В отличие от Стены и Бездны, Жизнь Василия Фивейского именно символическое произведение, которое невозможно буквально расшифровать и которое надо принимать эмоционально, через общее настроение бунтарства, отчаяния, пессимизма. В то же время перекличка с книгой Иова вынуждает к рациональному прочтению рассказа как новой попытки предъявить счет Богу Зачем дан свет человеку, которого путь закрыт и которого Бог окружил мраком В интерпретации Андреева борьба добра со злом рассматривается на уровне одного человека - отца Василия.

Доброго, светлого в жизни Василия Фивейского было очень немного. Цепь роковых событий окрасила судьбу отца Василия в темные и мрачные тона одна беда следовала за другой. Но, скорее всего, не смирение, а чудовищная гордыня дала ему силы пережить все несчастья смерть сына, рождение второго сына-идиота, пьянство жены и ее ужасная гибель в пожаре, в котором сгорел и весь дом Священник, скрипнув зубами громко повторяет Я - верю.
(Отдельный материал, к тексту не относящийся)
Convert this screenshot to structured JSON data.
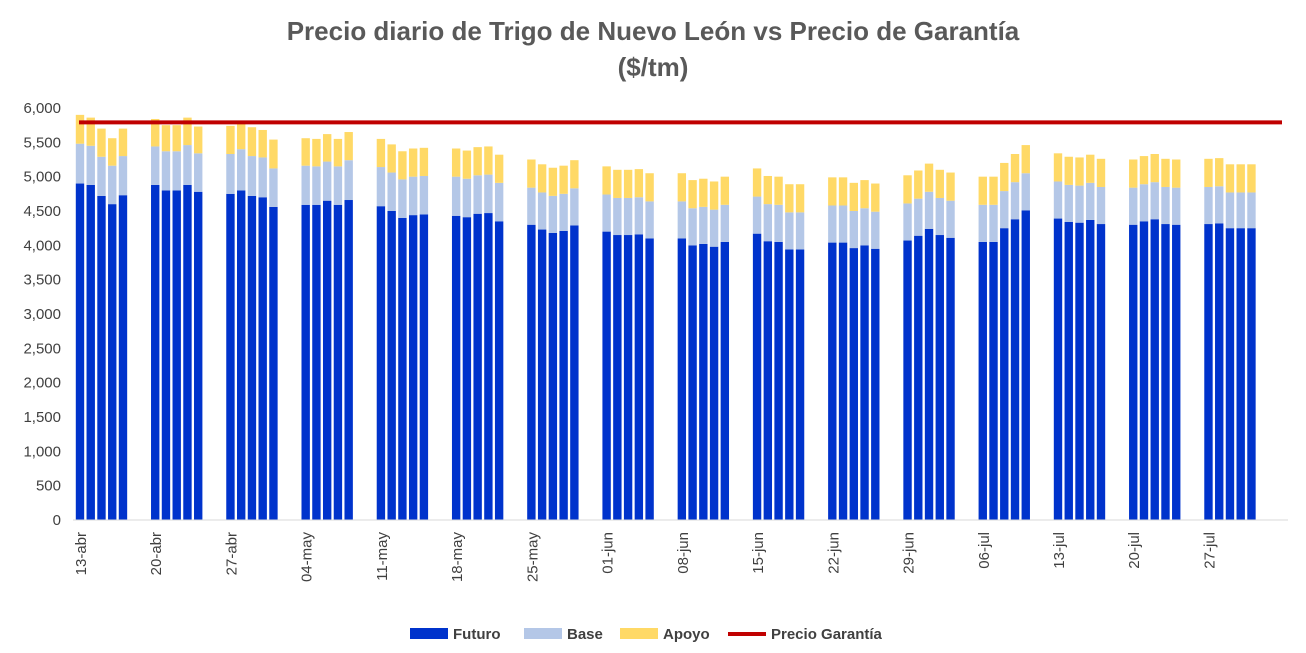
{
  "chart_data": {
    "type": "bar",
    "stacked": true,
    "title": "Precio diario de Trigo de Nuevo León vs Precio de Garantía",
    "subtitle": "($/tm)",
    "ylim": [
      0,
      6000
    ],
    "yticks": [
      "0",
      "500",
      "1,000",
      "1,500",
      "2,000",
      "2,500",
      "3,000",
      "3,500",
      "4,000",
      "4,500",
      "5,000",
      "5,500",
      "6,000"
    ],
    "xtick_labels": [
      "13-abr",
      "20-abr",
      "27-abr",
      "04-may",
      "11-may",
      "18-may",
      "25-may",
      "01-jun",
      "08-jun",
      "15-jun",
      "22-jun",
      "29-jun",
      "06-jul",
      "13-jul",
      "20-jul",
      "27-jul"
    ],
    "weeks": [
      {
        "label": "13-abr",
        "futuro": [
          4900,
          4880,
          4720,
          4600,
          4730
        ],
        "base": [
          580,
          570,
          570,
          560,
          570
        ],
        "apoyo": [
          420,
          410,
          410,
          400,
          400
        ]
      },
      {
        "label": "20-abr",
        "futuro": [
          4880,
          4800,
          4800,
          4880,
          4780
        ],
        "base": [
          560,
          570,
          570,
          580,
          560
        ],
        "apoyo": [
          400,
          380,
          380,
          400,
          390
        ]
      },
      {
        "label": "27-abr",
        "futuro": [
          4750,
          4800,
          4720,
          4700,
          4560
        ],
        "base": [
          580,
          600,
          580,
          580,
          560
        ],
        "apoyo": [
          410,
          400,
          420,
          400,
          420
        ]
      },
      {
        "label": "04-may",
        "futuro": [
          4590,
          4590,
          4650,
          4590,
          4660
        ],
        "base": [
          570,
          560,
          570,
          560,
          580
        ],
        "apoyo": [
          400,
          400,
          400,
          400,
          410
        ]
      },
      {
        "label": "11-may",
        "futuro": [
          4570,
          4500,
          4400,
          4440,
          4450
        ],
        "base": [
          570,
          560,
          560,
          560,
          560
        ],
        "apoyo": [
          410,
          410,
          410,
          410,
          410
        ]
      },
      {
        "label": "18-may",
        "futuro": [
          4430,
          4410,
          4460,
          4470,
          4350
        ],
        "base": [
          570,
          560,
          560,
          560,
          560
        ],
        "apoyo": [
          410,
          410,
          410,
          410,
          410
        ]
      },
      {
        "label": "25-may",
        "futuro": [
          4300,
          4230,
          4180,
          4210,
          4290
        ],
        "base": [
          540,
          540,
          540,
          540,
          540
        ],
        "apoyo": [
          410,
          410,
          410,
          410,
          410
        ]
      },
      {
        "label": "01-jun",
        "futuro": [
          4200,
          4150,
          4150,
          4160,
          4100
        ],
        "base": [
          540,
          540,
          540,
          540,
          540
        ],
        "apoyo": [
          410,
          410,
          410,
          410,
          410
        ]
      },
      {
        "label": "08-jun",
        "futuro": [
          4100,
          4000,
          4020,
          3980,
          4050
        ],
        "base": [
          540,
          540,
          540,
          540,
          540
        ],
        "apoyo": [
          410,
          410,
          410,
          410,
          410
        ]
      },
      {
        "label": "15-jun",
        "futuro": [
          4170,
          4060,
          4050,
          3940,
          3940
        ],
        "base": [
          540,
          540,
          540,
          540,
          540
        ],
        "apoyo": [
          410,
          410,
          410,
          410,
          410
        ]
      },
      {
        "label": "22-jun",
        "futuro": [
          4040,
          4040,
          3960,
          4000,
          3950
        ],
        "base": [
          540,
          540,
          540,
          540,
          540
        ],
        "apoyo": [
          410,
          410,
          410,
          410,
          410
        ]
      },
      {
        "label": "29-jun",
        "futuro": [
          4070,
          4140,
          4240,
          4150,
          4110
        ],
        "base": [
          540,
          540,
          540,
          540,
          540
        ],
        "apoyo": [
          410,
          410,
          410,
          410,
          410
        ]
      },
      {
        "label": "06-jul",
        "futuro": [
          4050,
          4050,
          4250,
          4380,
          4510
        ],
        "base": [
          540,
          540,
          540,
          540,
          540
        ],
        "apoyo": [
          410,
          410,
          410,
          410,
          410
        ]
      },
      {
        "label": "13-jul",
        "futuro": [
          4390,
          4340,
          4330,
          4370,
          4310
        ],
        "base": [
          540,
          540,
          540,
          540,
          540
        ],
        "apoyo": [
          410,
          410,
          410,
          410,
          410
        ]
      },
      {
        "label": "20-jul",
        "futuro": [
          4300,
          4350,
          4380,
          4310,
          4300
        ],
        "base": [
          540,
          540,
          540,
          540,
          540
        ],
        "apoyo": [
          410,
          410,
          410,
          410,
          410
        ]
      },
      {
        "label": "27-jul",
        "futuro": [
          4310,
          4320,
          4250,
          4250,
          4250
        ],
        "base": [
          540,
          540,
          520,
          520,
          520
        ],
        "apoyo": [
          410,
          410,
          410,
          410,
          410
        ]
      }
    ],
    "precio_garantia": 5790,
    "legend": [
      {
        "name": "Futuro",
        "color": "#0033cc",
        "kind": "box"
      },
      {
        "name": "Base",
        "color": "#b4c7e7",
        "kind": "box"
      },
      {
        "name": "Apoyo",
        "color": "#ffd966",
        "kind": "box"
      },
      {
        "name": "Precio Garantía",
        "color": "#c00000",
        "kind": "line"
      }
    ],
    "legend_position": "bottom",
    "grid": false
  }
}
Он остается один с больным сыном, каждая служба в церкви кажется ему казнью - но и сейчас он непоколебим. Неимоверным усилием воли герой отбрасывает даже свою возмущенную гордость, когда не с вызовом, как в первый раз, а униженно повторяет Верую Он как бы принимает правила игры, предложенной ему Богом, и вступает с ним в своего рода соглашение, суть которого в том, что все испытания о. Василия связаны с тем, что он - избранный.

Именно свою избранность и пытается доказать о. Василий на протяжении всей повести.

Все больше о. Василий погружается в себя, продолжает грезить и не понимает смысла странно-пустого хохота идиота. Серая зимняя ночь, заглядывая в окно, где видит о. Василия и его сына, говорит Их двое - двое безумных. Автор позволяет герою подняться на самую вершину страдания и самоотречения, чтобы потом сбросить его оттуда. Это происходит в тот момент, когда о. Василий решился потребовать у Бога подтверждения своей избранности - воскрешения мертвого.

Силой своей исступленной веры он пытается воскресить погибшего в песчаном карьере батрака Семена Мосягина. Но чуда не происходит. Отец Василий потрясен Так зачем же я верил? Так зачем же ты дал мне любовь к людям и жалость? Так зачем же всю жизнь мою ты держал меня в плену, в рабстве, в оковах Обманута, растоптана вера, оказавшаяся бессильной свести небо на землю. Бог - воплощение самого добра, подвел его, реальный мир, на самом деле, страшен и зловещ, в нем властвуют не добрые силы, а нечто зловещее и роковое.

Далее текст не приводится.